By A.J. Serrano
I’m terrified of David Lynch films for the same reasons that my elementary school self was consistently reduced to a trembling mess of nerves in front of Big Bertha. Lynch is the wacky-haired visionary behind such movies as Eraserhead, The Elephant Man and Blue Velvet. Big Bertha is the subject of a children’s arcade game commonly found next to the skee ball machine at Chuck E. Cheese’s. Superficially, the two have nothing in common. However, as Lynch’s cinema repeatedly insists, superficial notions contain little value.
At those birthday bashes of my youth I would dart around Mr. Cheese’s colorful arcade palace in a sort of sugar-fueled delirium. Skee ball, whac-a-mole, the pinball machine- these games would divert my attention for hours on end with their innocent charm. That being said, even in my formative years I was able to come to the conclusion that Feed Big Bertha is an infinitely disturbing arcade game.

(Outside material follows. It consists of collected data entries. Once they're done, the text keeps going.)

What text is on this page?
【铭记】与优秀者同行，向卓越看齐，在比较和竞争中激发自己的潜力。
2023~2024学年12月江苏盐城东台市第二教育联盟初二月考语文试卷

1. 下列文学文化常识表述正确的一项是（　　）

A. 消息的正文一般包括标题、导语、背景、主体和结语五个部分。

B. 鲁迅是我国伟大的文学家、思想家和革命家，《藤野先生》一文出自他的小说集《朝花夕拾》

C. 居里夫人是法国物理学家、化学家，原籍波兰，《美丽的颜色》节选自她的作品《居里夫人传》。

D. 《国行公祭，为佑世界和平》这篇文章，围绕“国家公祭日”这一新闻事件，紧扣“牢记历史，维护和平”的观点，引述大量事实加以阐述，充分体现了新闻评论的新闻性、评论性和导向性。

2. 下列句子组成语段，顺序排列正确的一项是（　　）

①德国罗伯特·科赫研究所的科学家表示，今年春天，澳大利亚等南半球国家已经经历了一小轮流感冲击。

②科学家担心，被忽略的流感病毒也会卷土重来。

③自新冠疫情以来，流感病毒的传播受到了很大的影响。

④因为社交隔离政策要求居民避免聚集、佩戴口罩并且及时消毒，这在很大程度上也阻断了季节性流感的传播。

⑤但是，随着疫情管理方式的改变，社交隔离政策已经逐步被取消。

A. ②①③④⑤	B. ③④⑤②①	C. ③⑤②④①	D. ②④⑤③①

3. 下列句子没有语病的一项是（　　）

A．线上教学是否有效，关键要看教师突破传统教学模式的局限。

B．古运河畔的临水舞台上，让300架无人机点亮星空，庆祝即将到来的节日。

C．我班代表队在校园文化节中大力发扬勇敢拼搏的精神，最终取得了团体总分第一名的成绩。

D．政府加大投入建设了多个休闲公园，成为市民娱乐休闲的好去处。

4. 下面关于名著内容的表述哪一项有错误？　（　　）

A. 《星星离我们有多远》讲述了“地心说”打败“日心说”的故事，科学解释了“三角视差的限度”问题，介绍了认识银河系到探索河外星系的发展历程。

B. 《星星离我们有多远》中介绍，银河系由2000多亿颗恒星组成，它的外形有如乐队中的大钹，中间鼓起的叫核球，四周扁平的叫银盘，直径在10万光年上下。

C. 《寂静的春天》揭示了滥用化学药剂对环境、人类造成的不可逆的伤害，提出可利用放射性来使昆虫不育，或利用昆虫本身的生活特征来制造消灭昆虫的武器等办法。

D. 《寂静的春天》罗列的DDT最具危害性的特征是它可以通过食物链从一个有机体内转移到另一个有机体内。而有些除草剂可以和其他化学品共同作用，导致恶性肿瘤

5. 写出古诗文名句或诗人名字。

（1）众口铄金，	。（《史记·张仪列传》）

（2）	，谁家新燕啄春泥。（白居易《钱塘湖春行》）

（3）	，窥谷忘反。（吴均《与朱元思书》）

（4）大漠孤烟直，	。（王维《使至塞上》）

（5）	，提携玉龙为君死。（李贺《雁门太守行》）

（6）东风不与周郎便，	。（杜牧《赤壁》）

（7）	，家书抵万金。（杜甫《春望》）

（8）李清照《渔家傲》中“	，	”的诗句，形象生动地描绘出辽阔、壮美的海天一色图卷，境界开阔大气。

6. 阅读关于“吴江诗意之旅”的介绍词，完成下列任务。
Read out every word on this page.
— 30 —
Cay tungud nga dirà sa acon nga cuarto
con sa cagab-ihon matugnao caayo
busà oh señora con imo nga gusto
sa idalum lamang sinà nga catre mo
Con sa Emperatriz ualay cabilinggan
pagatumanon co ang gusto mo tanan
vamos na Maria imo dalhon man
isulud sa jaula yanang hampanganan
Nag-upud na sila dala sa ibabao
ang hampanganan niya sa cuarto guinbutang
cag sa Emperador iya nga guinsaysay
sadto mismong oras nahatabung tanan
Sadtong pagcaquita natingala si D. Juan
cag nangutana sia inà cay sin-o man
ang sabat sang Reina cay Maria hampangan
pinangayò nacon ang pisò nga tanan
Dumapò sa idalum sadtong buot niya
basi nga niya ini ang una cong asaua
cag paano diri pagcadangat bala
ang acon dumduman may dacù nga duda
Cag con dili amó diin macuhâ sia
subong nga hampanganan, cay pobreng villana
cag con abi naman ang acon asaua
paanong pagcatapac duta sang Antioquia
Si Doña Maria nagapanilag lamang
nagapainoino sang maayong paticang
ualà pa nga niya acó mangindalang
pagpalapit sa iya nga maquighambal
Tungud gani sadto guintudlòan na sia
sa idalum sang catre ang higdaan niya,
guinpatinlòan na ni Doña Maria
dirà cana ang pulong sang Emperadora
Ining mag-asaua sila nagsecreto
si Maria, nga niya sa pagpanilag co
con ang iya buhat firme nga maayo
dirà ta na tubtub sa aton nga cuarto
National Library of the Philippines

For starters, the game not only promotes obesity, it rewards it. The goal is to win the ticket jackpot by throwing enough colorful plastic balls into Bertha’s mouth that she expands to a tragic 800-lb blubbery mess. Sure, Big Bertha is a mechanical puppet, but I’ll be damned if this does not also sound like the premise to the type of deranged game involving real obese victims that will be played at dystopian carnivals after the zombie apocalypse.
Even if we dismiss the technicalities of the game, the fact cannot be ignored that mechanical puppets are almost always creepy. Bertha’s innocent schoolgirl dress did little to distract me from that slowly expanding gut, those gaping, blood-red jaws and those sinister giggles. As that behemoth of metal and polka dots lurked in the corner of Cheese’s, my imagination would run away from me. I would anxiously question if I saw her stomach move on its own and, when I turned away from the game, I would experience that stomach-churning feeling that someone was looking at me. My fear of her was only escalated by the completely irrational premise of the game: over-feed her, earn tickets. For something as ostensibly ordinary as an arcade game, I could only see its sinister underbelly.
Which leads me to the cinema of David Lynch.
- INLAND EMPIRE: The Subject of My Current Nightmares
From Blue Velvet to Mulholland Drive to INLAND EMPIRE, Lynch’s films peel back layers of shiny idealism to reveal a dream-like world that is both sinister and alluring. In Blue Velvet, the tranquility of a picturesque suburbia is disrupted by the discovery of a severed human ear. In Mulholland Drive and INLAND EMPIRE, Hollywood is depicted as a place where nightmares run just as rampant as dreams. And, in most of Lynch’s films, there is always that sense of lurking dread, that shadowy figure watching you in the dark.
I have seen Mulholland Drive numerous times, but even thinking about the reveal of the monster waiting behind Winkie’s still makes my skin crawl. Dennis Hopper’s psychotic, oxygen mask-wielding character in Blue Velvet left me deeply unsettled. The distorted reflection of Laura Dern’s sobbing appearance on the Phantom’s face (pictured above) at the end of INLAND EMPIRE caused me to literally gasp in fright.
Though their actions are violent and bloody, the monsters of most Hollywood horror movies operate under a somewhat rational code. Jason only attacks after witnessing youths engaged in “inappropriate” activity, such as premarital sex. Norman Bates kills to maintain his distorted dependence on his mother, even after her death. On the other hand, the monsters of David Lynch’s cinema navigate a surreal landscape, ungoverned by the rational. Their purpose and motives remain unclear and unpredictable.
Though I think my Feed Big Bertha playing days are over, I do still find myself continually returning to Lynch’s work. There is something quite thrilling about viewing the surreal and irrational, witnessing the stuff of your dreams and nightmares so expertly re-imagined on a movie screen. That is, just as long as they don’t involve an obese woman in a polka dot dress.